The Ridiculous Ways America's Clothing Stores Try to Lure Hipsters

Culture
ByDaniel Lefferts

Why do clothing stores like American Apparel and Urban Outfitters carry books? Probably for the same reason that OKCupid users list impressive-sounding books they’ve never read as their all-time favorites (not that I have first-hand knowledge of such things). There are many items on the life checklist that make a person or a brand “cool,” and intelligence is one of them. If you can toss a few tome-y looking volumes onto a spare shelf and manage to come off looking dignified and literate, what’s to stop you?

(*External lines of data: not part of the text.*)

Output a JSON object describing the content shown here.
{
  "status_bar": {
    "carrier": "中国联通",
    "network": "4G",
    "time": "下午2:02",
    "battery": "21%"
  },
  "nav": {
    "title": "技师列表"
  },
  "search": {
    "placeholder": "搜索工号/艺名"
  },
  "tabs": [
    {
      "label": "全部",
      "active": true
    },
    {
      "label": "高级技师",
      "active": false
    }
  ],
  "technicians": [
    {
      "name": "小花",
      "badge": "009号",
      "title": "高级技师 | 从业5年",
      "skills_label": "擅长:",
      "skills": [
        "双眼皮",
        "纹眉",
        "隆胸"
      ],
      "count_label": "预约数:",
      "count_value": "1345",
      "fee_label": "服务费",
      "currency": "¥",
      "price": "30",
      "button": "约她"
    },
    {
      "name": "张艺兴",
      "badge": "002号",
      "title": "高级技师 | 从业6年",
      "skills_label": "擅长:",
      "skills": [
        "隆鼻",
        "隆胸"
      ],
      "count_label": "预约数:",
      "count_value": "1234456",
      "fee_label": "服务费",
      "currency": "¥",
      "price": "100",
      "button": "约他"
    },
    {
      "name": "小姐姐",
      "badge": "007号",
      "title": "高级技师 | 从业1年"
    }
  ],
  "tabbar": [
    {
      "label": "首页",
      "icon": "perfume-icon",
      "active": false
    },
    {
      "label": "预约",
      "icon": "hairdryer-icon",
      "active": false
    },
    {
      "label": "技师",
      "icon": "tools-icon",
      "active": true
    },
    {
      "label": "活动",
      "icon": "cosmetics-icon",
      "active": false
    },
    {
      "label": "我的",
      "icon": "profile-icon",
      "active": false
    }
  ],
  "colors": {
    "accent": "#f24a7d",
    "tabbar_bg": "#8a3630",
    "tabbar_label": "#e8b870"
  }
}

American Apparel, Urban Outfitters, and Marc Jacobs — three clothing retailers that carry some variety of reading material — are not places where you typically buy books. Nevertheless, these stores have added to their racks of outrageously priced Halloween apparel considerable selections of reading material. But which of these Sam’s-Club-for-hipsters sells the best publications? If by some terrible act of God you were transported to a dystopian hellscape where there were no Barnes & Nobles and these were your only options for book buying (this place is called Los Angeles), which should you choose? Let’s see how these three stores and their literary prowess stack up:

American Apparel

American Apparel doesn’t actually have books, but they do sell magazines that are longer and more expensive than most books, so, according to my dim criteria, they’re still in the game. Of all the publications they carry, the only one I recognized was VICE, but the rest seem reasonably VICE-like, by which I mean that they're loud, juvenile digests read and written by people who mistake shock for audacity. There's Treats magazine ($30.00), the cover of which features a hot man in a suit surrounded by a gaggle of naked women. Then there's Richardson magazine ($33.00), the cover of which featured just one naked woman, but she happens to be hanging by a noose. Vaginas appear on three covers, people clad in mythical-animal costumes on two, James Franco on just one (lame). The majority are fronted by portraits of creepy anorexic models so Nordic-looking they could be the descendants of Beowulf. What's inside these magazines, you ask? More vaginas, more Viking children, and a crap-ton of advertisements, interspersed by the occasional article on clothes, drugs, or music.

Urban Outfitters

I didn’t set my literary expectations high for the purveyor of Herschel backpacks and Cheap Monday jeans. If Urban Outfitters insists on charging high prices for clothes that feel like they were made by a 19 year-old taking an evening sewing class at Jo-Ann Fabric, what hope could I hold out for their books? Unfortunately, the store exceeded my worst nightmares. Perusing Urban Outfitters’ books section feels a little bit like reading the browser history of staff writer at Buzzfeed. I don’t know what literate, income-earning adults actually care to buy books about Grumpy Cats or Cat Hats or 1,000 Ultimate Experiences, instead of just guilt-reading them online for free like the rest of us, but those people apparently exist, and they’re what keep Urban Outfitters’ books division in business. Here are some other titles you can find at your local U.O.: 

Hannukcats and Other Traditional Jewish Songs for Cats

Bookmarc (by Marc Jacobs)

The Bookmarc store on Bleecker Street in New York not only wins this competition hands down, it’s also just a fantastic little literary Mecca that every reader and fine arts hound should visit at least once in their life. Don’t all make the pilgrimage at once. At 400 sq. ft., the place feels less like a store than a cramped private study. Books and other merchandise are displayed with a haphazardness that’s all too rare in this age of humorless efficiency. And the selection itself has an equally personal touch. If this were indeed a private study, it would be that of a brilliant, eccentric, skinny-jeans-clad gay professor who likes to ogle pretty men and listen to Robyn when he’s not brushing up on the history of Renaissance art. Among the store’s unique (and admittedly expensive) gems are a vintage exhibition catalog of Andy Warhol’s photography ($175.00) and Damien Hirst coffee table book signed by the artist ($1,400.00), in addition to standard-fare items like Grace Coddington’s recent memoir Grace, and Richard Hell’s I Dreamed I Was a Very Clean Tramp. It’s a consistently badass and very often erotic selection that doesn’t for one moment skimp on intelligence. If more clothing brands decide to create book outlets in the style of Mr. Jacobs, literature may have a future after all.